まずは、大幅なコストカットができるという点。
場合によっては塗装工事自体よりも高くなってしまうこともある足場代が必要なくなるわけです。
通常、足場代には組み立て費用や解体費用、運搬費用が含まれています。
そういった費用がなくなる分、外壁塗装にかかる費用が大幅に安くなるのです。
また、工事が早く終わるというメリットもあります。
足場の設置や解体作業には数日かかるため、外壁塗装工事全体にかかる工期を短縮できるのです。
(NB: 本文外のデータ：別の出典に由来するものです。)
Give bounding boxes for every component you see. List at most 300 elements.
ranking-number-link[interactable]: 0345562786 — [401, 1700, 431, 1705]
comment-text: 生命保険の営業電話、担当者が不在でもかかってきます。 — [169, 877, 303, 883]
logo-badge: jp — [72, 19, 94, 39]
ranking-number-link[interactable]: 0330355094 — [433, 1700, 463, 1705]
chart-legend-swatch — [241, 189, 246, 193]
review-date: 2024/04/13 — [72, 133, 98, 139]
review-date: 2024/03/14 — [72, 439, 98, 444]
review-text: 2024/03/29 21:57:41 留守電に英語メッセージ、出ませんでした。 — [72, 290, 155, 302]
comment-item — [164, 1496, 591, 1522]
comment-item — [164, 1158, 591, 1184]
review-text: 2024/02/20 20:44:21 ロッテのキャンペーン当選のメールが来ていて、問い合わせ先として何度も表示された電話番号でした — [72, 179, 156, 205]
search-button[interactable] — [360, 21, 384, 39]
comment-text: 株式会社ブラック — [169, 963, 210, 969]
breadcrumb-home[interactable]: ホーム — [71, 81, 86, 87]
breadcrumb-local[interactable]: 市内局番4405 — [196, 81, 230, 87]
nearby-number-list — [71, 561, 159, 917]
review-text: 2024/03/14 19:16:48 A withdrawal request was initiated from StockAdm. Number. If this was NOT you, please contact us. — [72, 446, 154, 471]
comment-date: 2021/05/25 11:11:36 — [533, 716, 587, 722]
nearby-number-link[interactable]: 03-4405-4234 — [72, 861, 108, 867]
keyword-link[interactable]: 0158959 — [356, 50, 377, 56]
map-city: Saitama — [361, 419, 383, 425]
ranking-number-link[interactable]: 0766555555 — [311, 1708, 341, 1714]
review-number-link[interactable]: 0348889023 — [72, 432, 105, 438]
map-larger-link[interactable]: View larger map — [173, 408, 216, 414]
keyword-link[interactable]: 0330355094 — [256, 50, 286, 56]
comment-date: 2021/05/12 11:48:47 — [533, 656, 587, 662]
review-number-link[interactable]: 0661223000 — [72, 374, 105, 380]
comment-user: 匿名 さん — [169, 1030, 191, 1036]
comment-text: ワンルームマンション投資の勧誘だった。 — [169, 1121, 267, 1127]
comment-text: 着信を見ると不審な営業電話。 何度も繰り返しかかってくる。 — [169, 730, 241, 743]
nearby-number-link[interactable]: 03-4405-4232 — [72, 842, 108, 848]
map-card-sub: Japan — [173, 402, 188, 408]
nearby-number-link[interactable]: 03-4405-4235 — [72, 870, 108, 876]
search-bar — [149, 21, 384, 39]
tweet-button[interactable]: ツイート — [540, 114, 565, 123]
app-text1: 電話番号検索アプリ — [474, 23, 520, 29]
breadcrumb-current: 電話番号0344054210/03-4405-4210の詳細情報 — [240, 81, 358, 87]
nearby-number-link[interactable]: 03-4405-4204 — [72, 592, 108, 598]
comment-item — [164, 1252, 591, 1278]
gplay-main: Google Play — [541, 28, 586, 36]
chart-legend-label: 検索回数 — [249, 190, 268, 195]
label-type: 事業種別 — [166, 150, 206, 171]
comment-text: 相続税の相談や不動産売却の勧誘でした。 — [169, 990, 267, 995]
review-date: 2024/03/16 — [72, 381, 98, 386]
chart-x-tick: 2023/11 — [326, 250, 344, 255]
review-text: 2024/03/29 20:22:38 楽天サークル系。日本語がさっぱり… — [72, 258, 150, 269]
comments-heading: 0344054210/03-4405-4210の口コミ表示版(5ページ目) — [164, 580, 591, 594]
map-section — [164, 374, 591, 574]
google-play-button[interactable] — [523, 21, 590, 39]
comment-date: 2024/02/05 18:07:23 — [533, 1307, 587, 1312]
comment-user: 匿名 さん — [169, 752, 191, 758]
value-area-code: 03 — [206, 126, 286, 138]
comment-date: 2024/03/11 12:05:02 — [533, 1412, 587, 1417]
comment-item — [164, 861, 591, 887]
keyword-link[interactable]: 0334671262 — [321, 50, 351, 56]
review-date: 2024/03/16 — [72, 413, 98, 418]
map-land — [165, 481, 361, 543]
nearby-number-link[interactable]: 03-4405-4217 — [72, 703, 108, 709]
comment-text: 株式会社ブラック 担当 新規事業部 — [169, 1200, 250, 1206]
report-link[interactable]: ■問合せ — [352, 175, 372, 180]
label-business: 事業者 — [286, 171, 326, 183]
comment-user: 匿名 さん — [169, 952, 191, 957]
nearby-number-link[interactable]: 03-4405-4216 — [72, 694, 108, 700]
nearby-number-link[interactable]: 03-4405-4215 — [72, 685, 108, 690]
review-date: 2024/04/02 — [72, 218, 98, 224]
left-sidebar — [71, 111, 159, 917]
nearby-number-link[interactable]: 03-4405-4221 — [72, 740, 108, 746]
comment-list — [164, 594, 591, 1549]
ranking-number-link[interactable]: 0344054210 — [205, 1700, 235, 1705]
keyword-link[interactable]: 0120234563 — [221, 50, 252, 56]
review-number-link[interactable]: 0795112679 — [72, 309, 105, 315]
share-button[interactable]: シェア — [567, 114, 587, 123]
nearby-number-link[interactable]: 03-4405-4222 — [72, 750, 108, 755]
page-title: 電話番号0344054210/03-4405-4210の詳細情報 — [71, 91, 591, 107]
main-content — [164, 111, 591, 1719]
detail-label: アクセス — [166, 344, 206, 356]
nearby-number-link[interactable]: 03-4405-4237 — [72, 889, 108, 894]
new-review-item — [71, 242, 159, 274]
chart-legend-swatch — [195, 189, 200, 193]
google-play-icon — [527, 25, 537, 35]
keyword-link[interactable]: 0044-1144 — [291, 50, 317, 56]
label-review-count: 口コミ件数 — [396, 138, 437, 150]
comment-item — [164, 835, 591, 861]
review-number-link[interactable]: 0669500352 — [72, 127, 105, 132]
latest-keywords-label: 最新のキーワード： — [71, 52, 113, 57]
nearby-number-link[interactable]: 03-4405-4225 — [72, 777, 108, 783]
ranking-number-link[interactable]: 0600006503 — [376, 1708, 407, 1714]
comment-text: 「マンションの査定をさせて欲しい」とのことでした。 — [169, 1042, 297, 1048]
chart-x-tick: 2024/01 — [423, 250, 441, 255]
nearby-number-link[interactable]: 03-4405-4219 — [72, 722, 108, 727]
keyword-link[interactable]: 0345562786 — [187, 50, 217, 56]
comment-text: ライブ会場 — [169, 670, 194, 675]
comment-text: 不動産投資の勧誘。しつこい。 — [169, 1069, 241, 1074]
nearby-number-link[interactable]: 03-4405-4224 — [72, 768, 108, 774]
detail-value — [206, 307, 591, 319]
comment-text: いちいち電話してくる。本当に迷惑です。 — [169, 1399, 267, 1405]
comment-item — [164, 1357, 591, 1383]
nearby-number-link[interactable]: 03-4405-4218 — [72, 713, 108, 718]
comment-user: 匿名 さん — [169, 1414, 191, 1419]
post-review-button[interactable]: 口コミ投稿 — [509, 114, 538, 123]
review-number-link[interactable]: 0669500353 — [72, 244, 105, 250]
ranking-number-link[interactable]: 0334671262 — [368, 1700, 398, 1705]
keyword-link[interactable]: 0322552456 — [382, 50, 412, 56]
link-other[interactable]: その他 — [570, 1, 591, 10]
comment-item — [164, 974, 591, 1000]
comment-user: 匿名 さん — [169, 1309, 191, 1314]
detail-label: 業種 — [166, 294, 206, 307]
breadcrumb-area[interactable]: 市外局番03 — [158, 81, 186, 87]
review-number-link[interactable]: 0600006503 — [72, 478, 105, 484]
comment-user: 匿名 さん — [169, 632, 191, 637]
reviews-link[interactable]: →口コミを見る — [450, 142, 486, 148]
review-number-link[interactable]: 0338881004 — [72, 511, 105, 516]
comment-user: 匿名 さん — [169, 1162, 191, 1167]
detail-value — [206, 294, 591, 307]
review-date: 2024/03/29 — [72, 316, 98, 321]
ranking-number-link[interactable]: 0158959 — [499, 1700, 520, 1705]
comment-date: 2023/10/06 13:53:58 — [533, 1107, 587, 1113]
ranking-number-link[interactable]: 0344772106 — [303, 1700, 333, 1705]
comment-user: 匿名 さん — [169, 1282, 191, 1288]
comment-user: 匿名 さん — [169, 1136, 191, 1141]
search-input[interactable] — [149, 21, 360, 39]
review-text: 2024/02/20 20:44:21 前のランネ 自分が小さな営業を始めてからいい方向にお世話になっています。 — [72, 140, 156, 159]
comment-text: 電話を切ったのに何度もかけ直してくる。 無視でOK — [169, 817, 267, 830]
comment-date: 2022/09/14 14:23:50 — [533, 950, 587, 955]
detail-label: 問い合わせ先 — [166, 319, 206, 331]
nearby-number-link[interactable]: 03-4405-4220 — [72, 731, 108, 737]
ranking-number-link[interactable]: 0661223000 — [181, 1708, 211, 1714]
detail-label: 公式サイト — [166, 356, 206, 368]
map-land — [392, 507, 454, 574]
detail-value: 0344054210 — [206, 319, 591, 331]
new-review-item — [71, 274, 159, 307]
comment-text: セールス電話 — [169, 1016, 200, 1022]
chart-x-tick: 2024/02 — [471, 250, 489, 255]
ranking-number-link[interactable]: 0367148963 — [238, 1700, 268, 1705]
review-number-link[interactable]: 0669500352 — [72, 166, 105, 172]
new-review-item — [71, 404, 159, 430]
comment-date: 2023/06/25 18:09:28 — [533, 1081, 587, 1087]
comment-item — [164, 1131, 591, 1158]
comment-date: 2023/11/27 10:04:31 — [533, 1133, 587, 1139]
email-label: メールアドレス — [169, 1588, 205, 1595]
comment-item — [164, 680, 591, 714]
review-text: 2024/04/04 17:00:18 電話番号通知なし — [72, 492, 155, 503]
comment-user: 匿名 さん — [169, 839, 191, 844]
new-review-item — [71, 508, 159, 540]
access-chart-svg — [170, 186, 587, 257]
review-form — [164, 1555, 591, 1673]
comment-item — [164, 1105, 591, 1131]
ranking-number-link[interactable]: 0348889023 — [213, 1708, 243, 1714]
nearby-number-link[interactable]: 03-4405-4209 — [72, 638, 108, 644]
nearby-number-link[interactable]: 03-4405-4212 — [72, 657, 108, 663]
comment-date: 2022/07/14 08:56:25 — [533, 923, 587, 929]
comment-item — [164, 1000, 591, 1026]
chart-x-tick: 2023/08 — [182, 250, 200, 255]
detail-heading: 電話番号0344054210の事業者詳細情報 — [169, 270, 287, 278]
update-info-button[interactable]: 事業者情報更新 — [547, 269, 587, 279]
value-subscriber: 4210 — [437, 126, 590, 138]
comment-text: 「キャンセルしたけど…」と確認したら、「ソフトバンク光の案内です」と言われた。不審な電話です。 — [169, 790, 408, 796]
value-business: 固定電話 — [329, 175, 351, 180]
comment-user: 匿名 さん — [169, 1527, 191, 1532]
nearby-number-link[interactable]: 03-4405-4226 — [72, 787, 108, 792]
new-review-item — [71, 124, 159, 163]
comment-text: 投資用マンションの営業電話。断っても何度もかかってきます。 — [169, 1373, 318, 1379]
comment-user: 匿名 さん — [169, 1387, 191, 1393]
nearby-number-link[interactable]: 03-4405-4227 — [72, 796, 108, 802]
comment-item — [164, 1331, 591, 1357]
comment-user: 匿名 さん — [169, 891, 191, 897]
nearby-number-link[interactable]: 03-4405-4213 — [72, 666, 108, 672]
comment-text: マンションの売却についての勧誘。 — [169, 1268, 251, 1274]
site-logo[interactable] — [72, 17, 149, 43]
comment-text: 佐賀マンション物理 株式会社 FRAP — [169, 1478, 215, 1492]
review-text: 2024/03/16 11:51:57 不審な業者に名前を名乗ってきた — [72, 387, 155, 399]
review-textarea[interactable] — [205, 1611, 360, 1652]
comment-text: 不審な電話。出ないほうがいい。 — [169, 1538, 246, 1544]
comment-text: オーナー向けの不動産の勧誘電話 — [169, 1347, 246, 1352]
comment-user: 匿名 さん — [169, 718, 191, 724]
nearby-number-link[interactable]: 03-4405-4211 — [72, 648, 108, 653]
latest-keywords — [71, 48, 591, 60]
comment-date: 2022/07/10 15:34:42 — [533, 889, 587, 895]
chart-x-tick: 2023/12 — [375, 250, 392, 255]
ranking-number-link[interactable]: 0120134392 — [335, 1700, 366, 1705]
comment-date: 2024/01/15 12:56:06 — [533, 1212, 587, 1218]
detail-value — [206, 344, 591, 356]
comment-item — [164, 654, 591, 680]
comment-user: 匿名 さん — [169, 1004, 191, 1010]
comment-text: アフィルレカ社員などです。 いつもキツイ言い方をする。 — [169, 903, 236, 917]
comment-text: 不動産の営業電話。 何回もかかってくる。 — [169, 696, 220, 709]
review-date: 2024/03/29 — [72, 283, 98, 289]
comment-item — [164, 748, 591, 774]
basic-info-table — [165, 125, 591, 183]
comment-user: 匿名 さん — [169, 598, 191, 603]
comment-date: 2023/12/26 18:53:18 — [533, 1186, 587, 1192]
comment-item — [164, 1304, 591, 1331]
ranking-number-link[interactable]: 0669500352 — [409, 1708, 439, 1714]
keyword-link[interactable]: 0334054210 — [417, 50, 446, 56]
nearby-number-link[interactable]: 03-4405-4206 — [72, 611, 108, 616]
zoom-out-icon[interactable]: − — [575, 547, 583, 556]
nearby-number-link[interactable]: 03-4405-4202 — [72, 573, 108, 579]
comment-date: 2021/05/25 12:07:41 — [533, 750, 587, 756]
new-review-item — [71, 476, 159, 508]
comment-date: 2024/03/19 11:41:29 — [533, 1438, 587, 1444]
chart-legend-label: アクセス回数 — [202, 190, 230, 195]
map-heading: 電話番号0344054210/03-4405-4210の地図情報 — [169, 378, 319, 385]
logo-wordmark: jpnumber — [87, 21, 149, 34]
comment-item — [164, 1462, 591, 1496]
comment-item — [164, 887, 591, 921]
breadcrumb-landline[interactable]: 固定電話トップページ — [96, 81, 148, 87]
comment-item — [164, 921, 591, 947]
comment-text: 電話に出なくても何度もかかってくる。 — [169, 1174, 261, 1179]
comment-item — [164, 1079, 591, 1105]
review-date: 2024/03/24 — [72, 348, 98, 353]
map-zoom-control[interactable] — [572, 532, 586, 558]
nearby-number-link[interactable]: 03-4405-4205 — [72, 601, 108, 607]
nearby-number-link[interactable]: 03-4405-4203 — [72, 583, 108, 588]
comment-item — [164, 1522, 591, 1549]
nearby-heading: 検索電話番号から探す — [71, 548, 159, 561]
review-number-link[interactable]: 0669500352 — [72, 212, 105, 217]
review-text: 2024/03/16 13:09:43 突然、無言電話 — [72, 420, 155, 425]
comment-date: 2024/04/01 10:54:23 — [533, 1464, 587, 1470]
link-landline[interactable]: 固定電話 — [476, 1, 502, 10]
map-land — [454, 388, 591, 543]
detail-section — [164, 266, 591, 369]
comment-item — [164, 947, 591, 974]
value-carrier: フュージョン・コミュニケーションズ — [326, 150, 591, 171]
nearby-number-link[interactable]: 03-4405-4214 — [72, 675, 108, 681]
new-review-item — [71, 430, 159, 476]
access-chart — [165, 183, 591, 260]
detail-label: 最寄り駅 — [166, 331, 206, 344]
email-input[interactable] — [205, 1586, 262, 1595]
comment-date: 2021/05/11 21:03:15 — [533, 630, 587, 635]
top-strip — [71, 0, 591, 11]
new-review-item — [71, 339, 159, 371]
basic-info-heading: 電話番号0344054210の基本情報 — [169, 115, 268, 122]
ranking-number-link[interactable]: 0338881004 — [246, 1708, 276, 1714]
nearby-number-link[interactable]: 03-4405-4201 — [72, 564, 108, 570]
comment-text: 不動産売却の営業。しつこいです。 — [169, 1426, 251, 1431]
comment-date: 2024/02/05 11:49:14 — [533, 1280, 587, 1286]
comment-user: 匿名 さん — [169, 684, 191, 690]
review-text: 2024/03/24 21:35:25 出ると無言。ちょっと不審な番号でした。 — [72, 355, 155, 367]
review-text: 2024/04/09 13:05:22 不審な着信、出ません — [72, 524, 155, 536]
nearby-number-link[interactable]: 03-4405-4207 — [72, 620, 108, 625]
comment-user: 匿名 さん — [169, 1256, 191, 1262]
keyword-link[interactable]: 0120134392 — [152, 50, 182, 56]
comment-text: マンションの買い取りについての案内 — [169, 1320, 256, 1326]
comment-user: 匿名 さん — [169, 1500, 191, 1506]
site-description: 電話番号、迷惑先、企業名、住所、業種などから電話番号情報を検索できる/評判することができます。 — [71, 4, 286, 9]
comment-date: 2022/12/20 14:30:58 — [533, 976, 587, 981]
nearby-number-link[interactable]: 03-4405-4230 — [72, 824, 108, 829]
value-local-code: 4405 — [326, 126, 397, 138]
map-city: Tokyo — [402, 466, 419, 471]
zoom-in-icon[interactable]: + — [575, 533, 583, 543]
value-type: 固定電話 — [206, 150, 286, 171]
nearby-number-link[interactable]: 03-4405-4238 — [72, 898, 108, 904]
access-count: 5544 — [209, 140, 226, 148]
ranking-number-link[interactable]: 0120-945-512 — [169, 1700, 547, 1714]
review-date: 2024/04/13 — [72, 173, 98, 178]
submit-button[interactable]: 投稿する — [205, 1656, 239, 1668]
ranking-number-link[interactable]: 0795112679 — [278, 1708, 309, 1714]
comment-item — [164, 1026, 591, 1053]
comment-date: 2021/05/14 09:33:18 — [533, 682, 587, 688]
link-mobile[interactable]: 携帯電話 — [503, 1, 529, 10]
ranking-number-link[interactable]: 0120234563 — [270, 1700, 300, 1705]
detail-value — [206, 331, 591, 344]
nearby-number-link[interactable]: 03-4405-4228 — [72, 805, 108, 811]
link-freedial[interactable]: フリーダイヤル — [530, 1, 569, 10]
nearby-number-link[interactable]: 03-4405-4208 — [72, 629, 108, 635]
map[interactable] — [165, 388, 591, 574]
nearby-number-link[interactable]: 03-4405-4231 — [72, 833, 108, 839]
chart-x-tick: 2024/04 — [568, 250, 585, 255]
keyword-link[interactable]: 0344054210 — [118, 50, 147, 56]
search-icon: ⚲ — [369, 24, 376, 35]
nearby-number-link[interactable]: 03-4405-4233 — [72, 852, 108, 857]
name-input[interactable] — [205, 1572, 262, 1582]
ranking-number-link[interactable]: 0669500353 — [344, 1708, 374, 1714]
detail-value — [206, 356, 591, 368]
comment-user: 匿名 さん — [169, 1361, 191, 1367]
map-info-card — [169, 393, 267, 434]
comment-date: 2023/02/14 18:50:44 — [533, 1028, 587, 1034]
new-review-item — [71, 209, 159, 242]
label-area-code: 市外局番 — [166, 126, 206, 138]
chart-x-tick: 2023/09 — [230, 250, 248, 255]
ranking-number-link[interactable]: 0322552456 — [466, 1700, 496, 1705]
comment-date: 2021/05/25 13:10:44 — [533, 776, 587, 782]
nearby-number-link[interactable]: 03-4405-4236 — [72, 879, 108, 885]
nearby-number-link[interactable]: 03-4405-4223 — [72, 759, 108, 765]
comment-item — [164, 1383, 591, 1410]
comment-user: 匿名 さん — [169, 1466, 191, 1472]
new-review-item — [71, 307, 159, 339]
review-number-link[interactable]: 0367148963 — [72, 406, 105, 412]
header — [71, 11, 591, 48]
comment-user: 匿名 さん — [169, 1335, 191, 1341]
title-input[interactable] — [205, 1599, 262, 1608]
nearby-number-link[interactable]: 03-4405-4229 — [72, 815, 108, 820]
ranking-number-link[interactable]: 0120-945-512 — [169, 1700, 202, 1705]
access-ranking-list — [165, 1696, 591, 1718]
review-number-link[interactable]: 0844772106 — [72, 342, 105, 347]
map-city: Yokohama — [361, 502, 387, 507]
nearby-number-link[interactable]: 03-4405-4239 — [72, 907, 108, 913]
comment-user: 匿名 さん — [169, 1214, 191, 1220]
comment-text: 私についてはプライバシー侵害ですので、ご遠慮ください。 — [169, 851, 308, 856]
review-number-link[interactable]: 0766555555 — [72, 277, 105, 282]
ほかにも、入居者のストレスを軽減できますし防犯面でも安心できます。
外壁塗装の工事中は窓がシートで覆われてしまうため、入居者にとっては大きなストレスになる場合もあるのです。
無足場工法の場合は、塗料の飛散を防ぐためにシートをかけることはあります。
しかし、その部分の作業が終われば取り外すことになるため、入居者のストレスを大幅に軽減できるでしょう。
また、足場は建物の周囲を囲むようにして組むことになります。
そのため、夜間などは人目につくことなく上階まで登ることができてしまうのです。
実際に、工事中の不法侵入などの犯罪例は少なくありません。
無足場工法は足場そのものがないため、防犯面でもそういった心配がないのがメリットと言えるでしょう。

5.まとめ

いかがでしたでしょうか。
外壁塗装を依頼する際、足場代に驚いた経験がある人は多いと思います。
その足場をなくして、その上で質のよい作業をしてもらえるなら、よいことばかりですよね。
まずは、無足場工法を取り入れている業者に無料見積もりを依頼してみてはいかがでしょうか。